A fragment shader that shades an object with the scene’s lights while using the diffuse texture included in the object’s material would be written this way:
void main() {
vec4 diffuseColor = texture(NtshEngn_diffuseTexture, NtshEngn_uv);
vec3 finalColor = vec3(0.0);
for (int i = 0; i < NtshEngn_directionalLightCount; i++) {
vec3 l = -NtshEngn_directionalLight(i).direction;
finalColor += diffuseColor.rgb * NtshEngn_directionalLight(i).color * dot(l, NtshEngn_normal);
}
for (int i = 0; i < NtshEngn_pointLightCount; i++) {
vec3 l = normalize(NtshEngn_pointLight(i).position - NtshEngn_position);
float distance = length(NtshEngn_pointLight(i).position - NtshEngn_position);
if (distance > NtshEngn_pointLight(i).distance) {
continue;
}
float attenuation = 1.0 / (distance * distance);
vec3 radiance = (NtshEngn_pointLight(i).color * NtshEngn_pointLight(i).intensity) * attenuation;
finalColor += diffuseColor.rgb * radiance * dot(l, NtshEngn_normal);
}
for (int i = 0; i < NtshEngn_spotLightCount; i++) {
vec3 l = normalize(NtshEngn_spotLight(i).position - NtshEngn_position);
float distance = length(NtshEngn_spotLight(i).position - NtshEngn_position);
if (distance > NtshEngn_spotLight(i).distance) {
continue;
}
float theta = dot(l, -NtshEngn_spotLight(i).direction);
float epsilon = cos(NtshEngn_spotLight(i).cutoff.y) - cos(NtshEngn_spotLight(i).cutoff.x);
float intensity = clamp((theta - cos(NtshEngn_spotLight(i).cutoff.x)) / epsilon, 0.0, 1.0);
intensity = 1.0 - intensity;
finalColor += diffuseColor.rgb * NtshEngn_spotLight(i).color * intensity;
}
NtshEngn_outColor = vec4(finalColor, diffuseColor.a);
}
And give this result:
A cube shaded with the fragment shader above, the scene contains a green directional light, a red point light and a blue spot light
Integration in renderers
The custom fragment shader system has been integrated within 3 renderers currently:
- The editor’s renderer, in OpenGL, uses forward rendering,
- vulkan-renderer, which is a “simple” Vulkan renderer used to test new features, which uses forward rendering and has no post-processing,
- sirius, NutshellEngine’s main runtime renderer, used in games. Uses deferred rendering and have some post-process passes.
For the two renderers with forward rendering, the process was pretty easy, as you only need to take the default fragment shader, extract the layout, write the #defines and you got the prefix. The objects using custom fragment shaders can be rendered after the objects using the default shader to limit state switching.

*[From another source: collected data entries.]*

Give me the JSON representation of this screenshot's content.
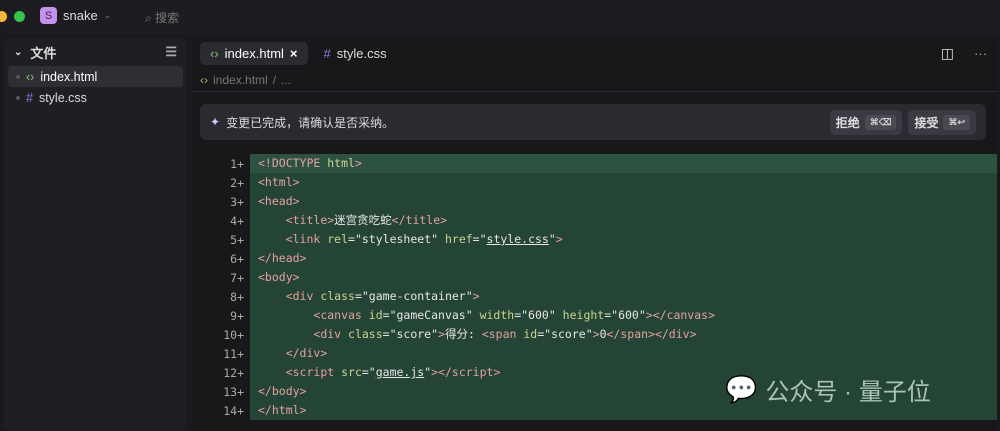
{
  "titlebar": {
    "project_initial": "S",
    "project_name": "snake",
    "search_placeholder": "搜索"
  },
  "sidebar": {
    "title": "文件",
    "files": [
      {
        "icon": "code-icon",
        "name": "index.html",
        "active": true
      },
      {
        "icon": "hash-icon",
        "name": "style.css",
        "active": false
      }
    ]
  },
  "tabs": [
    {
      "label": "index.html",
      "active": true
    },
    {
      "label": "style.css",
      "active": false
    }
  ],
  "breadcrumb": {
    "file": "index.html",
    "more": "..."
  },
  "banner": {
    "message": "变更已完成，请确认是否采纳。",
    "reject": "拒绝",
    "reject_kbd": "⌘⌫",
    "accept": "接受",
    "accept_kbd": "⌘↩"
  },
  "code": {
    "lines": [
      [
        [
          "doc",
          "<!DOCTYPE "
        ],
        [
          "attr",
          "html"
        ],
        [
          "tag",
          ">"
        ]
      ],
      [
        [
          "tag",
          "<html>"
        ]
      ],
      [
        [
          "tag",
          "<head>"
        ]
      ],
      [
        [
          "s",
          "    "
        ],
        [
          "tag",
          "<title>"
        ],
        [
          "s",
          "迷宫贪吃蛇"
        ],
        [
          "tag",
          "</title>"
        ]
      ],
      [
        [
          "s",
          "    "
        ],
        [
          "tag",
          "<link "
        ],
        [
          "attr",
          "rel"
        ],
        [
          "s",
          "=\"stylesheet\" "
        ],
        [
          "attr",
          "href"
        ],
        [
          "s",
          "=\""
        ],
        [
          "link",
          "style.css"
        ],
        [
          "s",
          "\""
        ],
        [
          "tag",
          ">"
        ]
      ],
      [
        [
          "tag",
          "</head>"
        ]
      ],
      [
        [
          "tag",
          "<body>"
        ]
      ],
      [
        [
          "s",
          "    "
        ],
        [
          "tag",
          "<div "
        ],
        [
          "attr",
          "class"
        ],
        [
          "s",
          "=\"game-container\""
        ],
        [
          "tag",
          ">"
        ]
      ],
      [
        [
          "s",
          "        "
        ],
        [
          "tag",
          "<canvas "
        ],
        [
          "attr",
          "id"
        ],
        [
          "s",
          "=\"gameCanvas\" "
        ],
        [
          "attr",
          "width"
        ],
        [
          "s",
          "=\"600\" "
        ],
        [
          "attr",
          "height"
        ],
        [
          "s",
          "=\"600\""
        ],
        [
          "tag",
          "></canvas>"
        ]
      ],
      [
        [
          "s",
          "        "
        ],
        [
          "tag",
          "<div "
        ],
        [
          "attr",
          "class"
        ],
        [
          "s",
          "=\"score\""
        ],
        [
          "tag",
          ">"
        ],
        [
          "s",
          "得分: "
        ],
        [
          "tag",
          "<span "
        ],
        [
          "attr",
          "id"
        ],
        [
          "s",
          "=\"score\""
        ],
        [
          "tag",
          ">"
        ],
        [
          "s",
          "0"
        ],
        [
          "tag",
          "</span></div>"
        ]
      ],
      [
        [
          "s",
          "    "
        ],
        [
          "tag",
          "</div>"
        ]
      ],
      [
        [
          "s",
          "    "
        ],
        [
          "tag",
          "<script "
        ],
        [
          "attr",
          "src"
        ],
        [
          "s",
          "=\""
        ],
        [
          "link",
          "game.js"
        ],
        [
          "s",
          "\""
        ],
        [
          "tag",
          "></script>"
        ]
      ],
      [
        [
          "tag",
          "</body>"
        ]
      ],
      [
        [
          "tag",
          "</html>"
        ]
      ]
    ]
  },
  "watermark": "公众号 · 量子位"
}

For Sirius, the process was more complex. A deferred renderer means that a G-Buffer is made before calculating the lighting in a compositing pass. This compositing pass uses a fullscreen triangle and is generic for all objects. There are multiple ways to integrate custom fragment shaders into this renderer:
- Get all fragment shaders in the assets and create a ubershader for the compositing pass, each index has an ID for the part of the shader it would be using (example: 0 would be the default shading, 1 would be custom shader A, 2 would be custom shader B, etc.).
- Do a forward pass after compositing, while keeping the depth buffer filled during the G-Buffer pass.

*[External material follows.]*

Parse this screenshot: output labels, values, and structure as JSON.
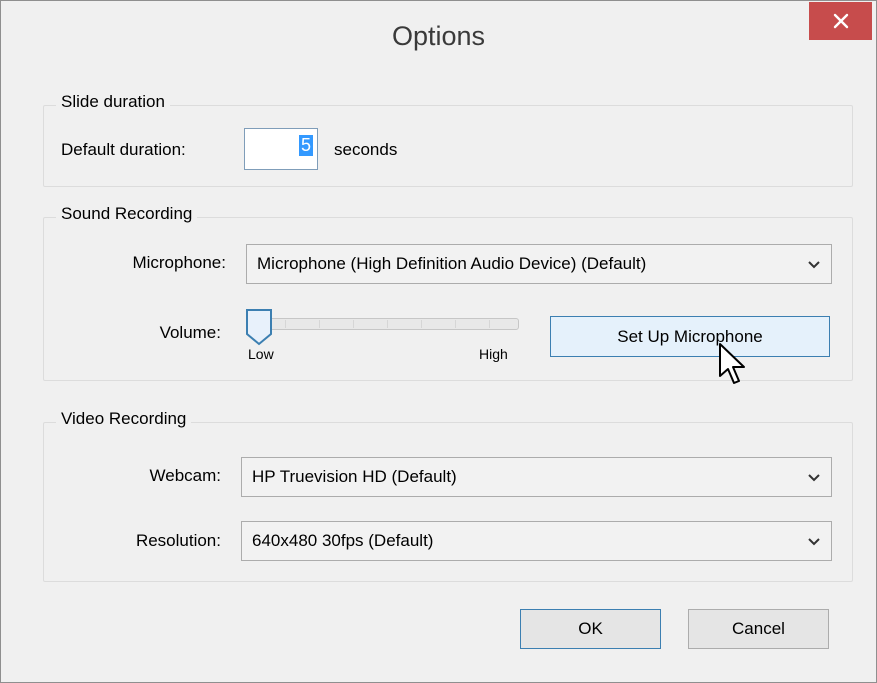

For the moment, I decided to do a forward pass after compositing. As the G-Buffer was also used for SSAO, I also modified the SSAO to reconstruct the position and normal from the depth buffer instead of using the G-Buffer’s position and normal images, as the objects with custom fragment shaders were not included in them.
Sirius also has a GPU frustum culling pass, which outputs draw indirect commands in buffers for each camera (so the scene camera and the cameras used for shadowmapping) in a single dispatch. Draw indirect is incompatible with graphics pipelines switching, so I tweaked the frustum culling compute shader to add a way to let pass or fail specific objects, and I always fail the frustum culling pass for objects with custom fragment shaders if the camera is a scene camera (so they are still included for shadowmapping), and perform a CPU frustum culling during the forward pass.
Tooling
The editor has some tooling for this feature. A widget allows to write fragment shaders in a small code editor for quick edits (writing them in an external code editor is always possible) and a button to compile them, which writes warnings and errors to the log widget. As there is a prefix, the log is parsed to extract the line number and subtract it by around the size of the prefix to make the error line number appear correctly for the user.

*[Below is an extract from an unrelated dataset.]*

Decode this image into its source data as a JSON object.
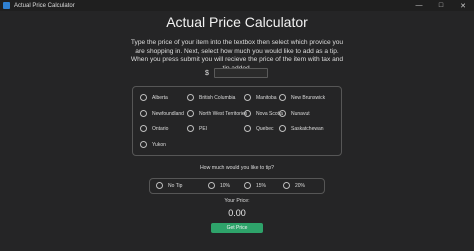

Left: Log widget showing an error, Right: Code editor
Why not custom vertex shaders
I only implemented custom fragment shaders at the moment, as custom vertex shaders have other architecture issues.
First, it doesn’t work well with frustum culling. For frustum culling, you expect the vertex shader to position each vertex in the world according to the object’s model matrix so its world-space bounding volume is predictable. With custom vertex shaders, they can be placed anywhere in the world, and predicting the bounding volume after arbitrary vertex shaders is an issue (animation has this kind of issues too but you can calculate the animations’ global bounding volume and work with that).
You also have to take shadowmapping in count, and create pipelines for shadowmapping for each custom vertex shader, while avoiding including pieces of code that would slow down the shader and produce data that would be unused by the fragment shader (for example, you may not need the normal, tangent, bitangent, and other data for shadowmapping).
Results
Left: Runtime with Sirius, Right: Editor, 5 cubes have a custom fragment shader
Sponza but the banners and curtains have a custom cell-shading fragment shader
NtshEngn_time gives the time since the application launched in seconds and allows to do some animation in shaders.
Future improvements
This system still has room for improvements:
- Adding more
NtshEngn_variables, notably, a way to access shadow maps (maybe an entire function to sample shadow maps correctly), (edit: shadowmaps are done!) - Adding the possibility to pass data from scripts, the custom fragment shaders could have a way to declare custom inputs with identifiers to edit the value through gameplay scripts,
- Adding a way to extend the default fragment shader instead of writing a new one entirely, it would allow to apply changes while staying close to the default shading,
- Extend the system for post-process passes,
- Make it compatible with GPU frustum culling.
And also, adding custom vertex shader.